Finding a good balance of individual spices in dishes, and the combinations that really work, all comes from experience.

The answers and your score rate are at the foot of the page.

Your 20 Spice Questions

1. Which spice, a member of the ginger family, has a bright, robust orange colour but is mild in flavour, and is used a lot in curries?
2. Coming from a dried, star-shaped fruit of an evergreen tree, native to China, which spice has a pungent, aniseed flavour?
3. A sweet, mild spice, made from red peppers, is also available oak-smoked for an intense flavour and smoky aroma. What is it?
4. A large seed with a distinctive, nutty flavour, this is best bought whole and grated fresh for savoury and sweet dishes.
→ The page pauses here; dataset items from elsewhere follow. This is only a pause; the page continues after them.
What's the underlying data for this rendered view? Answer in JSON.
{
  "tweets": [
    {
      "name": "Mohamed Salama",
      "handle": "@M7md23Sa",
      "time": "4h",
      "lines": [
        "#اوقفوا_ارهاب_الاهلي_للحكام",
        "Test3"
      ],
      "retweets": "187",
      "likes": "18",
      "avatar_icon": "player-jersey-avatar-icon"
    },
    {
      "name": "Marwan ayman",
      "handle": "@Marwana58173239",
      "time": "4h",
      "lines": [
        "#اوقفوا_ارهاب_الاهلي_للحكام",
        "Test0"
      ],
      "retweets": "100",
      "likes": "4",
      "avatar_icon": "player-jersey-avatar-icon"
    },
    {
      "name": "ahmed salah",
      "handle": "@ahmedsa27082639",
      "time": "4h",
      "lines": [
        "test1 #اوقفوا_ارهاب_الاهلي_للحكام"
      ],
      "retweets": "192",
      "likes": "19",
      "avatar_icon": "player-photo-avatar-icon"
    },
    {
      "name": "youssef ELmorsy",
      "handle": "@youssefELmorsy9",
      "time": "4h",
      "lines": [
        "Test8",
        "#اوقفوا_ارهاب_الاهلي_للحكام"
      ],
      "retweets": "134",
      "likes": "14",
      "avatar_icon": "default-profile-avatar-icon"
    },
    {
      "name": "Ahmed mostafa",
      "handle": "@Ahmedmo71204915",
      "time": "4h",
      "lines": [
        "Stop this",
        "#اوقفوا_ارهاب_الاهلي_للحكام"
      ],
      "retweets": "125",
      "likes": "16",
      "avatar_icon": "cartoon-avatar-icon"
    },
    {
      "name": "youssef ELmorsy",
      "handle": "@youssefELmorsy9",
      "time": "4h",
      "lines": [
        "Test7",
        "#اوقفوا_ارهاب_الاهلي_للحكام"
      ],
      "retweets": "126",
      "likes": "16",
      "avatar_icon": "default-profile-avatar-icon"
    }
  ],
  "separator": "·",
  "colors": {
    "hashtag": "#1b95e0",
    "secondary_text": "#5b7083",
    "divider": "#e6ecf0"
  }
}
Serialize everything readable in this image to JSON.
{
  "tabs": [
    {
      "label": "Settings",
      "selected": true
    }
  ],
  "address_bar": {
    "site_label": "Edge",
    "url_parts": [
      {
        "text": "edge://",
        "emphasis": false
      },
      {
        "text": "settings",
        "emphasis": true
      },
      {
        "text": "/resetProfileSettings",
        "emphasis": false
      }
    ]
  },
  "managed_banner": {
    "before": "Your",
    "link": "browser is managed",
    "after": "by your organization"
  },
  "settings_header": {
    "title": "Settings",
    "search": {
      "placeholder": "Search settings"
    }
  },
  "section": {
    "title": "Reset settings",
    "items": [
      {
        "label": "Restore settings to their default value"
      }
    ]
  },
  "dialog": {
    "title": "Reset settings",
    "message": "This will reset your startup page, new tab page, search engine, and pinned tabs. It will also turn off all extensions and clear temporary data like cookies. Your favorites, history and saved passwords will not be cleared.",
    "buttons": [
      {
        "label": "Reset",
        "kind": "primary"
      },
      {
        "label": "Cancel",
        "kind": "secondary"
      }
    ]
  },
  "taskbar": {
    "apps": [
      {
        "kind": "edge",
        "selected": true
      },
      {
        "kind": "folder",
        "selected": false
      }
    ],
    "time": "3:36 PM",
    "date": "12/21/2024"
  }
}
What is it?
5. What is the name of the well-known aromatic spice mix of cardamom, black peppercorns and cumin, a favourite component of Indian cooking?
6. Which sweet, flavourful spice is the dried, rolled inner bark of a tropical evergreen tree?
7. Which subtle-flavoured, colourful spice, from the dried stigma of a special crocus, is the most expensive of all spices?
8. Which spice can be used as whole pods or seeds, is strongly aromatic and used in most curry powders?
9. Which popular spice has seeds with a mild, orangey flavour and whose fresh leaves are also much-used?
10. Which versatile spice is available to use fresh, dried, powdered, preserved in syrup and crystalised?
11. Which spice has yellow-brown, very hard seeds with a distinctive aroma and a slightly harsh, hot flavour, used in curry powders but also in chutneys, pickles and sauces?
12. Can you name the missing spice from this popular five-spice powder - star anise, Szechuan pepper, fennel seeds and cloves?
13. This spice comes from three different plants which produce black, brown and white (or yellow) seeds, the darker seeds being more pungent. It is the basis of a signature English condiment. What is it?
14. Used commonly in old-fashioned seed cake, these seeds with their nutty, toasted flavour are also used in various types of Austrian and German sausage, goulash and cabbage dishes. What are they?
15. This spice, associated with curry, has long, tiny seeds which are easily ground with a pestle and mortar. With a strong, piquant flavour - what is it?
16. Available as powder or flakes, as well as fresh, this is a fiery hot spice and should be used cautiously. What is it?
17. Which spice mix is used with creamed coconut and/or yogurt as the basis of a sauce for chicken, meat or fish?
18. Made from small, hot dried red chillies, this spice is sweet, pungent and very hot. What is it?
19. Ready made mixed spice is useful for puddings and cakes, best bought in small quantities to keep it fresh. It is usually made of a combination of nutmeg, cinnamon, allspice and what other spice?
20. Widely regarded as the most important spice in the kitchen, this is made from the dried, immature berries of the tree. Grind it fresh to get the best fragrance and flavour. What is it?


  1. Turmeric
  2. Star anise
  3. Paprika
  4. Nutmeg
  5. Garam masala
  6. Cinnamon
  7. Saffron
  8. Cardamom
  9. Coriander
  10. Ginger
  11. Fenugreek
  12. Either cinnamon or cassia
  13. Mustard
  14. Caraway seeds
  15. Cumin
  16. Chilli
  17. Tikka masala
  18. Cayenne
  19. Cloves
  20. Black pepper

Rate your score

16-20 - You certainly know your spices and are probably an accomplished cook who enjoys experimenting

11-15 - You're pretty savvy and definitely not new to cooking with spices

5-10 You're curious enough to know quite a lot about spices and finding out even more will encourage you to produce ever more flavourful food

0-4 - You're very new to spices, but the fact that you have been interested enough to try this quiz would suggest that you are keen to find out more.